Das Reisen ins Ausland war den Russen faktisch streng untersagt. Man weiß, daß im Jahre 1075 der Großfürst Isäslaw von Kijew in Mainz den Kaiser Heinrich den Vierten besuchte; aber das Rußland des sechzehnten Jahrhunderts war fanatischer und abgeschlossener als das des elften, und seit Iwan dem Schrecklichen galt schon der bloße Wunsch ins Ausland zu reisen als Hochverrat.
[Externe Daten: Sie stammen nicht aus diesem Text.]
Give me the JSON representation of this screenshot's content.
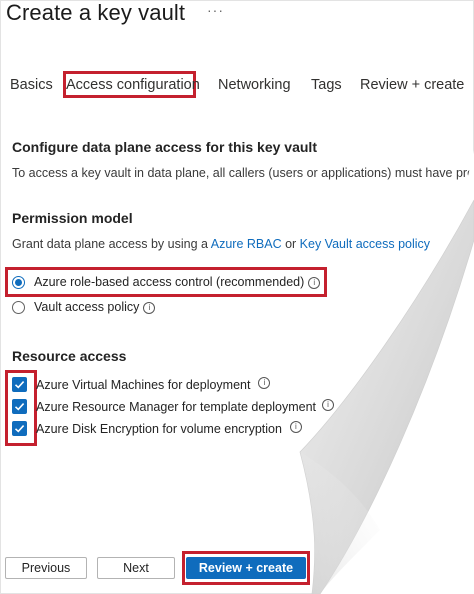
{
  "page": {
    "title": "Create a key vault",
    "more": "···"
  },
  "tabs": [
    {
      "label": "Basics"
    },
    {
      "label": "Access configuration"
    },
    {
      "label": "Networking"
    },
    {
      "label": "Tags"
    },
    {
      "label": "Review + create"
    }
  ],
  "section_data_plane": {
    "heading": "Configure data plane access for this key vault",
    "text": "To access a key vault in data plane, all callers (users or applications) must have prop"
  },
  "permission_model": {
    "heading": "Permission model",
    "text_prefix": "Grant data plane access by using a ",
    "link_rbac": "Azure RBAC",
    "text_or": " or ",
    "link_policy": "Key Vault access policy",
    "options": [
      {
        "label": "Azure role-based access control (recommended)",
        "selected": true
      },
      {
        "label": "Vault access policy",
        "selected": false
      }
    ]
  },
  "resource_access": {
    "heading": "Resource access",
    "items": [
      {
        "label": "Azure Virtual Machines for deployment",
        "checked": true
      },
      {
        "label": "Azure Resource Manager for template deployment",
        "checked": true
      },
      {
        "label": "Azure Disk Encryption for volume encryption",
        "checked": true
      }
    ]
  },
  "footer": {
    "previous": "Previous",
    "next": "Next",
    "review": "Review + create"
  },
  "colors": {
    "accent": "#0f6cbd",
    "highlight": "#c4202e"
  },
  "icons": {
    "info": "info-icon",
    "check": "checkmark-icon",
    "more": "ellipsis-icon"
  }
}
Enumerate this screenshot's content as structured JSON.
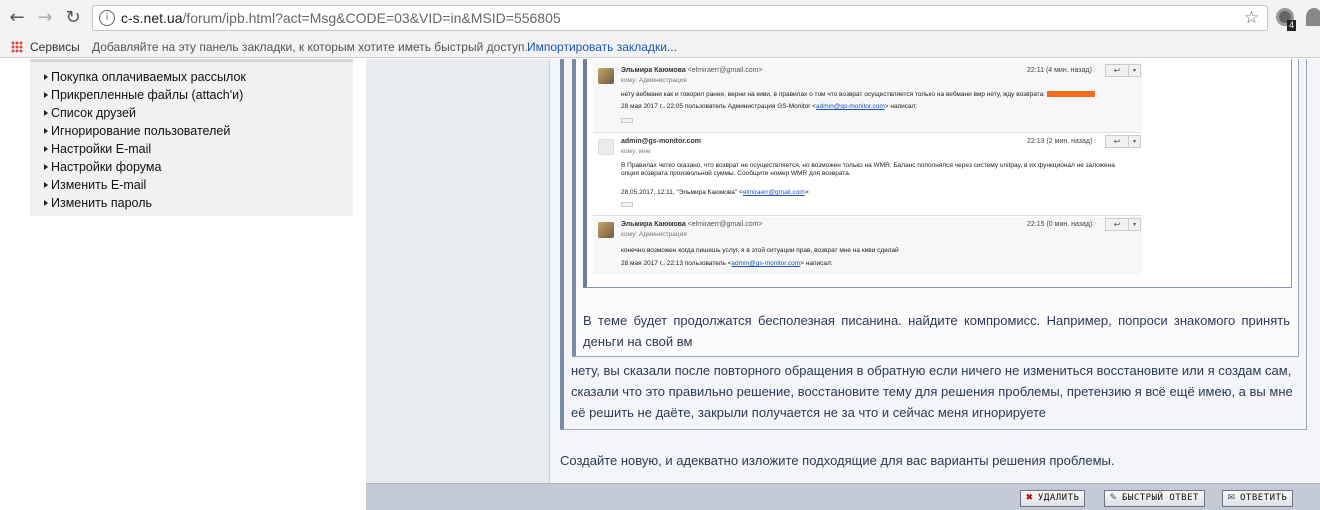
{
  "browser": {
    "url_host": "c-s.net.ua",
    "url_path": "/forum/ipb.html?act=Msg&CODE=03&VID=in&MSID=556805",
    "extension_badge": "4"
  },
  "bookmarks_bar": {
    "apps_label": "Сервисы",
    "hint": "Добавляйте на эту панель закладки, к которым хотите иметь быстрый доступ.",
    "import_link": "Импортировать закладки..."
  },
  "left_menu": {
    "items": [
      "Покупка оплачиваемых рассылок",
      "Прикрепленные файлы (attach'и)",
      "Список друзей",
      "Игнорирование пользователей",
      "Настройки E-mail",
      "Настройки форума",
      "Изменить E-mail",
      "Изменить пароль"
    ]
  },
  "emails": [
    {
      "from_name": "Эльмира Каюмова",
      "from_addr": "<elmiraerr@gmail.com>",
      "to": "кому: Администрация",
      "time": "22:11 (4 мин. назад)",
      "body1": "нету вебмани как и говорил ранее, верни на киви, в правилах о том что возврат осуществляется только на вебмани вмр нету, жду возврата:",
      "body2_prefix": "28 мая 2017 г., 22:05 пользователь Администрация GS-Monitor <",
      "body2_link": "admin@gs-monitor.com",
      "body2_suffix": "> написал:"
    },
    {
      "from_name": "admin@gs-monitor.com",
      "from_addr": "",
      "to": "кому: мне",
      "time": "22:13 (2 мин. назад)",
      "body1": "В Правилах четко сказано, что возврат не осуществляется, но возможен только на WMR. Баланс пополнялся через систему unitpay, в их функционал не заложена",
      "body1b": "опция возврата произвольной суммы. Сообщите номер WMR для возврата.",
      "body2_prefix": "28.05.2017, 12:11, \"Эльмира Каюмова\" <",
      "body2_link": "elmiraerr@gmail.com",
      "body2_suffix": ">:"
    },
    {
      "from_name": "Эльмира Каюмова",
      "from_addr": "<elmiraerr@gmail.com>",
      "to": "кому: Администрация",
      "time": "22:15 (0 мин. назад)",
      "body1": "конечно возможен когда пишешь услуг, я в этой ситуации прав, возврат мне на киви сделай",
      "body2_prefix": "28 мая 2017 г., 22:13 пользователь <",
      "body2_link": "admin@gs-monitor.com",
      "body2_suffix": "> написал:"
    }
  ],
  "quote_text": "В теме будет продолжатся бесполезная писанина. найдите компромисс. Например, попроси знакомого принять деньги на свой вм",
  "post_text": "нету, вы сказали после повторного обращения в обратную если ничего не измениться восстановите или я создам сам, сказали что это правильно решение, восстановите тему для решения проблемы, претензию я всё ещё имею, а вы мне её решить не даёте, закрыли получается не за что и сейчас меня игнорируете",
  "reply_text": "Создайте новую, и адекватно изложите подходящие для вас варианты решения проблемы.",
  "footer_buttons": {
    "delete": "УДАЛИТЬ",
    "quick_reply": "БЫСТРЫЙ ОТВЕТ",
    "reply": "ОТВЕТИТЬ"
  }
}
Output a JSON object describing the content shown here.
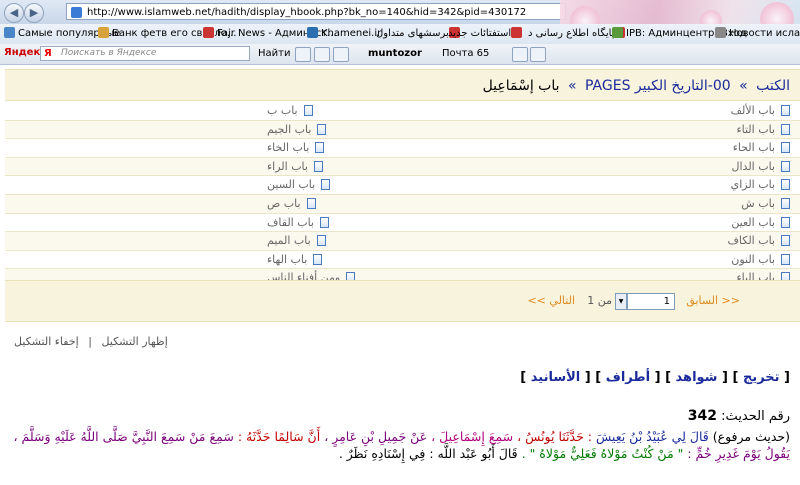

Unter dem ersten Romanowschen Zaren Michael Feodorowitsch war der Fürst Chworostinin Gegenstand einer strengen Verfolgung, weil er seinen Freunden gesagt hatte:,,Ich möchte einmal eine Reise nach Polen und Rom machen, um jemanden zu finden, mit dem man sprechen könnte." Kurz darauf wagte es der Sohn des meistgehörten Ratgebers des Zaren Alexej, Ordin-Natschokin, heimlich die Grenze zu überschreiten, und es war davon die Rede, den Hochverräter im Auslande töten zu lassen.1) Und Zar Alexej Michajlowitsch galt bereits als aufgeklärt. Er ließ seine Kinder in der Mathematik und Astronomie unterrichten, so daß die Geistlichen weinten und jammerten ob der Sünden des Herrschers2), der ,,Philosophen bei sich hielt, die

1) K. Waliszewski, Pierre le Grand. L'éducation, l'homme, l'œuvre. D'après des documents nouveaux. 5ème édition, Paris 1897. S. 81 (Nach Ssolowjew, Bd. IX 461 und X 93).

2) Bernhard Stern, Zwischen der Ostsee und dem Stillen Ozean. Zustände und Strömungen im alten und modernen Rußland. Breslau 1897. S. 10.